Monday, May 27, 2024

Spying for China

Why Do Chinese Spies Keep Getting Sweetheart Deals?

Why is a CIA traitor caught on video getting a deal instead of life in prison?

Lately, there has been a rash of cases in which people in the military and intelligence community were caught spying for Communist China and handing over significant information to the enemy.

And then got slaps on the wrist.

A U.S. Navy service member was sentenced today to 27 months in prison and ordered to pay a $5,500 fine for transmitting sensitive U.S. military information to an intelligence officer from the People’s Republic of China (PRC) in exchange for bribery payments.

According to court documents, Petty Officer Wenheng Zhao, 26, aka Thomas Zhao, of Monterey Park, California, pleaded guilty in October 2023 to one count of conspiring with the intelligence officer and one count of receiving a bribe.

27 months in prison and a fine smaller than the bribes he got from China.

But in the past, there had been arguments that plea deals had to be cut because the evidence wasn’t airtight. But what happens when the evidence is right there on video?

A former CIA officer and contract linguist for the FBI accused of spying for China for at least a decade pleaded guilty Friday in a federal courtroom in Honolulu.

Alexander Yuk Ching Ma, 72, has been in custody since his arrest in August 2020. The U.S. Justice Department said in a court filing it amassed “a war chest of damning evidence” against him, including an hourlong video of Ma and an older relative — also a former CIA officer — providing classified information to intelligence officers with China’s Ministry of State Security in 2001.

The video shows Ma counting the $50,000 received from the Chinese agents for his service, prosecutors said.

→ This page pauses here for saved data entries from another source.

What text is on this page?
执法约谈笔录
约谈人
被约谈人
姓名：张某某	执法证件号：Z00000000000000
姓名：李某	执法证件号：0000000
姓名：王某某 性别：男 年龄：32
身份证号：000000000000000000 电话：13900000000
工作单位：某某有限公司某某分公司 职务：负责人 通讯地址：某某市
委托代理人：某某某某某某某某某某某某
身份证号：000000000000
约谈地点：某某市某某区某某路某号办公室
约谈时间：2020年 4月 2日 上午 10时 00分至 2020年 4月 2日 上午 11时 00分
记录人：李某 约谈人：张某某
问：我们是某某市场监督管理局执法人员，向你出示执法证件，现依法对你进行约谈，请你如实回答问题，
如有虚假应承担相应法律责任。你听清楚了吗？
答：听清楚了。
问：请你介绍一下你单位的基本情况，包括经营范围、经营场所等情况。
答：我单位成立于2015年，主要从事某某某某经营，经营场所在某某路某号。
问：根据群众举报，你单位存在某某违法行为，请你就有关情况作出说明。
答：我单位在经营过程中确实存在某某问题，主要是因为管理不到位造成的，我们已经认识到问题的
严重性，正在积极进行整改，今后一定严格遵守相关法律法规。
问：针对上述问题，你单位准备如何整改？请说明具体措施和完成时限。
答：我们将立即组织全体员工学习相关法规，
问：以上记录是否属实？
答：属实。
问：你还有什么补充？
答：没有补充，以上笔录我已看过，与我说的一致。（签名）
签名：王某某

During a sting operation, he accepted thousands of dollars in cash in exchange for past espionage activities, and he told an undercover FBI agent posing as a Chinese intelligence officer that he wanted to see the “motherland” succeed, prosecutors said.

The secrets he was accused of providing included information about CIA sources and assets, international operations, secure communication practices and operational tradecraft, charging documents said.

As part of an agreement with prosecutors, Ma pleaded guilty Friday to a count of conspiracy to gather or deliver national defense information to a foreign government. The deal calls for a 10-year sentence, but a judge will have the final say at Ma’s sentencing scheduled for Sept. 11. Without the deal, he faced life in prison.

So why was there a deal?

There couldn’t possibly be any more evidence against him. Everything is there on video. What exactly did prosecutors need from Ma that required them to make a deal with him, and potentially cut his sentence from life in prison to 10 years (and that’s if the judge doesn’t decide to give him a pass anyway) that required this deal?

This is the equivalent of taping a serial killer at work and then discussing why he loves killing people, and then cutting a plea deal for 10 years.

It makes no sense. And I have to wonder if the Biden administration’s people don’t have a hand in this.